Google partners with CO2 Battery long-duration energy storage startup Energy Dome

As regular readers of Energy-Storage.news will be aware, Energy Dome’s technology stores energy through adiabatic compression of carbon dioxide (CO2) gas, which is then liquified in the charge cycle before evaporating in the discharge cycle.
Heat created during the compression phase is stored and used in the expansion of the gas, driving it through turbines to generate electricity in a closed loop cycle.
Invented by CEO and founder Claudio Spadaccini, who claims to have combined techniques, characteristics and components of existing industries, Energy Dome says the CO2 Battery is easy to build and low-cost, comes with low environmental and safety risks, and is best-suited for applications requiring 8-hour to 24-hour durations of storage.
In addition, Energy Dome claims its tech can provide grid operators with inertia services due to its use of rotating turbomachinery. Thermal power generators’ turbines have traditionally supplied this, but new sources are being sought as fossil fuel plants retire.
Energy Dome says the CO2 Battery is another option alongside grid-forming battery energy storage systems (BESS) equipped with advanced inverters, which can mimic the frequency-maintaining role and supply ‘synthetic inertia,’ or synchronous condensers, which do the same but without the multi-level benefits of energy storage.
Details of potential projects were not given, but Google’s energy demand is mainly coming from data centres and, increasingly, artificial intelligence (AI).
Energy Dome did say the partners aim to develop projects around the world, including Europe, the US, and the Asia-Pacific region.
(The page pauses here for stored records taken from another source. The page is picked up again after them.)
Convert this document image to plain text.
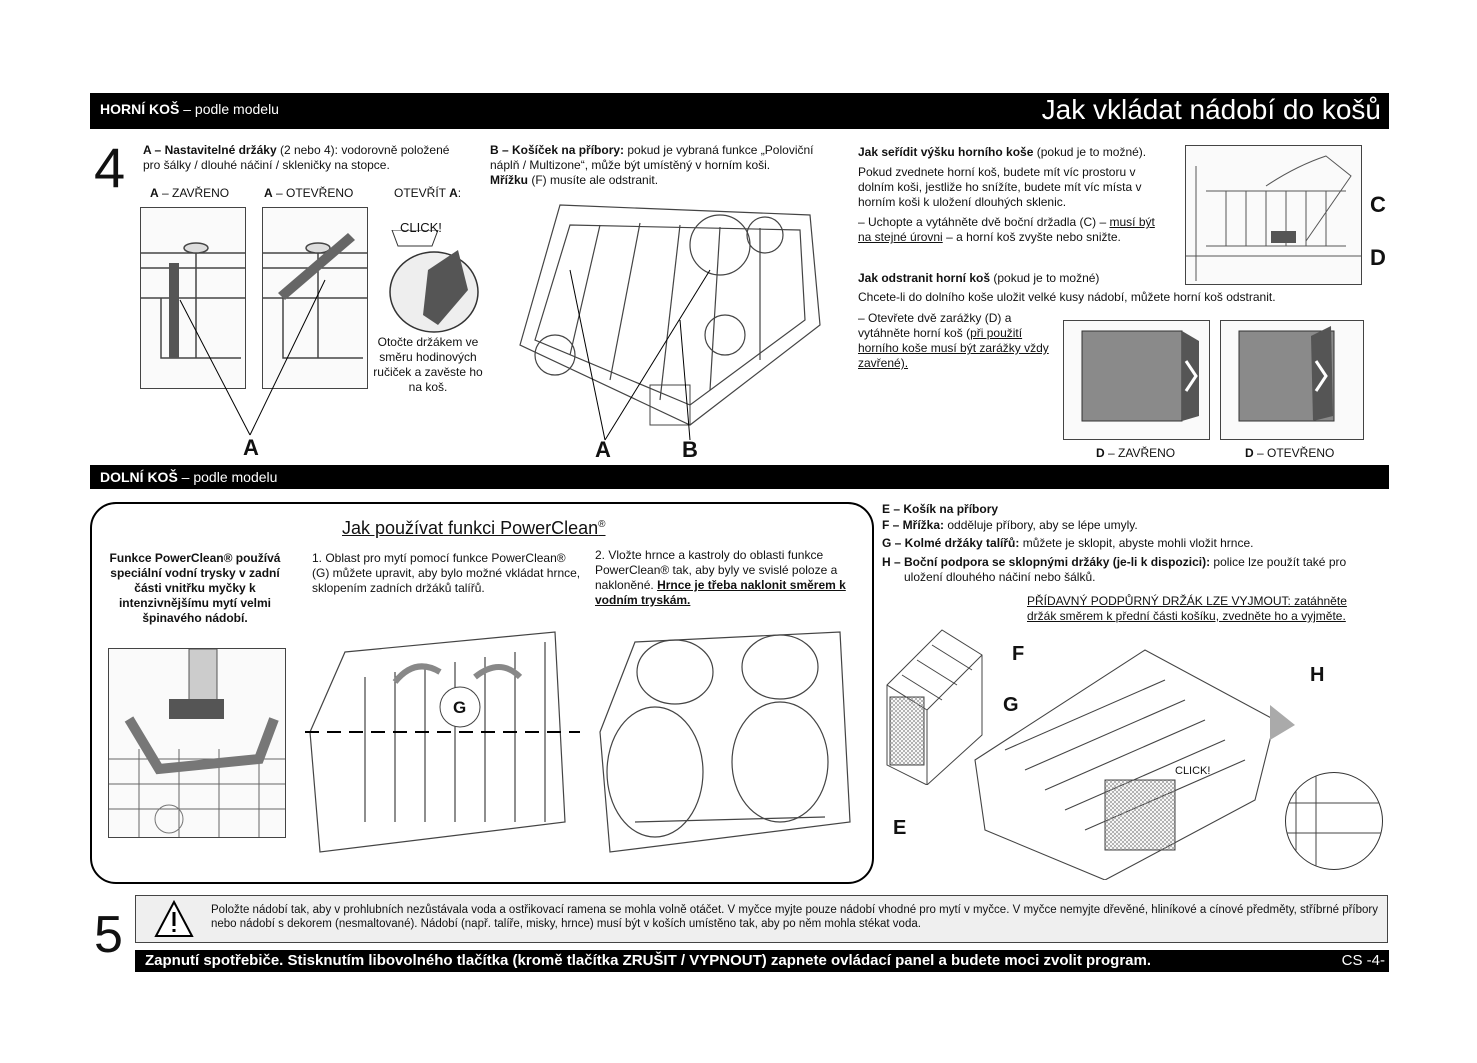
HORNÍ KOŠ – podle modelu	Jak vkládat nádobí do košů
4 A – Nastavitelné držáky (2 nebo 4): vodorovně položené pro šálky / dlouhé náčiní / skleničky na stopce.
A – ZAVŘENO	A – OTEVŘENO	OTEVŘÍT A:
CLICK!
Otočte držákem ve směru hodinových ručiček a zavěste ho na koš.
A
B – Košíček na příbory: pokud je vybraná funkce „Poloviční náplň / Multizone“, může být umístěný v horním koši.
Mřížku (F) musíte ale odstranit.
A	B
Jak seřídit výšku horního koše (pokud je to možné).
Pokud zvednete horní koš, budete mít víc prostoru v dolním koši, jestliže ho snížíte, budete mít víc místa v horním koši k uložení dlouhých sklenic.
– Uchopte a vytáhněte dvě boční držadla (C) – musí být na stejné úrovni – a horní koš zvyšte nebo snižte.
C
D
Jak odstranit horní koš (pokud je to možné)
Chcete-li do dolního koše uložit velké kusy nádobí, můžete horní koš odstranit.
– Otevřete dvě zarážky (D) a vytáhněte horní koš (při použití horního koše musí být zarážky vždy zavřené).
D – ZAVŘENO	D – OTEVŘENO
DOLNÍ KOŠ – podle modelu
Jak používat funkci PowerClean®
Funkce PowerClean® používá speciální vodní trysky v zadní části vnitřku myčky k intenzivnějšímu mytí velmi špinavého nádobí.
1. Oblast pro mytí pomocí funkce PowerClean® (G) můžete upravit, aby bylo možné vkládat hrnce, sklopením zadních držáků talířů.
2. Vložte hrnce a kastroly do oblasti funkce PowerClean® tak, aby byly ve svislé poloze a nakloněné. Hrnce je třeba naklonit směrem k vodním tryskám.
G
E – Košík na příbory
F – Mřížka: odděluje příbory, aby se lépe umyly.
G – Kolmé držáky talířů: můžete je sklopit, abyste mohli vložit hrnce.
H – Boční podpora se sklopnými držáky (je-li k dispozici): police lze použít také pro uložení dlouhého náčiní nebo šálků.
PŘÍDAVNÝ PODPŮRNÝ DRŽÁK LZE VYJMOUT: zatáhněte držák směrem k přední části košíku, zvedněte ho a vyjměte.
F
G
H
E
CLICK!
5	Položte nádobí tak, aby v prohlubních nezůstávala voda a ostřikovací ramena se mohla volně otáčet. V myčce myjte pouze nádobí vhodné pro mytí v myčce. V myčce nemyjte dřevěné, hliníkové a cínové předměty, stříbrné příbory nebo nádobí s dekorem (nesmaltované). Nádobí (např. talíře, misky, hrnce) musí být v koších umístěno tak, aby po něm mohla stékat voda.
Zapnutí spotřebiče. Stisknutím libovolného tlačítka (kromě tlačítka ZRUŠIT / VYPNOUT) zapnete ovládací panel a budete moci zvolit program.	CS -4-
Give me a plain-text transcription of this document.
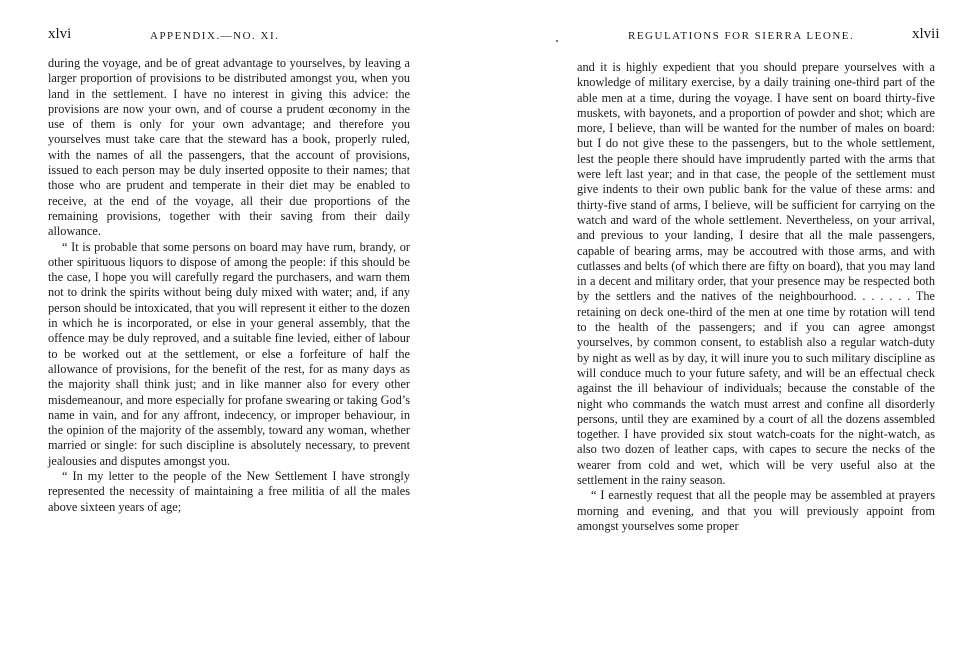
xlvi	APPENDIX.—NO. XI.

during the voyage, and be of great advantage to yourselves, by leaving a larger proportion of provisions to be distributed amongst you, when you land in the settlement. I have no interest in giving this advice: the provisions are now your own, and of course a prudent œconomy in the use of them is only for your own advantage; and therefore you yourselves must take care that the steward has a book, properly ruled, with the names of all the passengers, that the account of provisions, issued to each person may be duly inserted opposite to their names; that those who are prudent and temperate in their diet may be enabled to receive, at the end of the voyage, all their due proportions of the remaining provisions, together with their saving from their daily allowance.

“ It is probable that some persons on board may have rum, brandy, or other spirituous liquors to dispose of among the people: if this should be the case, I hope you will carefully regard the purchasers, and warn them not to drink the spirits without being duly mixed with water; and, if any person should be intoxicated, that you will represent it either to the dozen in which he is incorporated, or else in your general assembly, that the offence may be duly reproved, and a suitable fine levied, either of labour to be worked out at the settlement, or else a forfeiture of half the allowance of provisions, for the benefit of the rest, for as many days as the majority shall think just; and in like manner also for every other misdemeanour, and more especially for profane swearing or taking God’s name in vain, and for any affront, indecency, or improper behaviour, in the opinion of the majority of the assembly, toward any woman, whether married or single: for such discipline is absolutely necessary, to prevent jealousies and disputes amongst you.

“ In my letter to the people of the New Settlement I have strongly represented the necessity of maintaining a free militia of all the males above sixteen years of age;

REGULATIONS FOR SIERRA LEONE.	xlvii

and it is highly expedient that you should prepare yourselves with a knowledge of military exercise, by a daily training one-third part of the able men at a time, during the voyage. I have sent on board thirty-five muskets, with bayonets, and a proportion of powder and shot; which are more, I believe, than will be wanted for the number of males on board: but I do not give these to the passengers, but to the whole settlement, lest the people there should have imprudently parted with the arms that were left last year; and in that case, the people of the settlement must give indents to their own public bank for the value of these arms: and thirty-five stand of arms, I believe, will be sufficient for carrying on the watch and ward of the whole settlement. Nevertheless, on your arrival, and previous to your landing, I desire that all the male passengers, capable of bearing arms, may be accoutred with those arms, and with cutlasses and belts (of which there are fifty on board), that you may land in a decent and military order, that your presence may be respected both by the settlers and the natives of the neighbourhood. . . . . . . The retaining on deck one-third of the men at one time by rotation will tend to the health of the passengers; and if you can agree amongst yourselves, by common consent, to establish also a regular watch-duty by night as well as by day, it will inure you to such military discipline as will conduce much to your future safety, and will be an effectual check against the ill behaviour of individuals; because the constable of the night who commands the watch must arrest and confine all disorderly persons, until they are examined by a court of all the dozens assembled together. I have provided six stout watch-coats for the night-watch, as also two dozen of leather caps, with capes to secure the necks of the wearer from cold and wet, which will be very useful also at the settlement in the rainy season.

“ I earnestly request that all the people may be assembled at prayers morning and evening, and that you will previously appoint from amongst yourselves some proper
A pipeline of potential sites and projects has already been identified and is in the development and contracting stages. Financial terms of the digital technology giant’s strategic investment were also undisclosed.
Google has already brokered many clean energy deals and formed partnerships for low-carbon power, including a December 2024 agreement with US solar PV and energy storage developer Intersect Power and a recent hydroelectricity deal with Brookfield, but this marks its first foray into the LDES space.
However, the company is known to have publicly expressed interest in LDES solutions, loosely defined as technologies that provide discharge durations at full rated output for anything from six to 24 hours, as Google joined the global Long Duration Energy Storage Council (LDES Council) trade association in 2022.
“Google is committed to powering our operations with clean energy, and Energy Dome’s technologically proven and scalable long-duration energy storage solution can help us unlock rapid progress,” Google director of EMEA energy Maud Texier said.
Energy Dome has to date built one 2.5MW/4MWh functioning commercial demonstration project in Sardinia, Italy, which went online in the same year Google joined LDES Council. After its successful operation over the past couple of years, the LDES company is currently building the first large-scale 10-hour duration CO2 Battery, also in Italy.
Another key feature of the CO2 Battery is that the projects can be easily replicated, and Energy Dome’s next project set to go into construction, in Wisconsin, US, will be the same output, storage capacity and form factor as the 20MW/200MWh project in Sardinia.
The startup has signed commercial offtake deals with utilities Engie for its 200MWh Sardinia project and with Alliant Energy for its Wisconsin project, announcing earlier this week that the latter has gained approval from regulators in the US state.
In January, the CO2 Battery was selected for a 20MW/160MWh deployment in India by state-owned power company NTPC, which was among the subjects Energy Dome’s Ben Potter, COO of its storage-as-a-service division, discussed in an interview earlier this year with ESN Premium.
The new partnership “isn’t just about Google,” Maud Texier said.
“By helping to scale this first-of-a-kind LDES technology, we hope to help communities everywhere gain greater access to reliable, affordable electricity and support grid resilience as we integrate more renewable energy sources.”
Energy Dome was the inaugural winner of the LDES Company of the Year award at the 2024 Energy Storage Awards, hosted by our publisher Solar Media.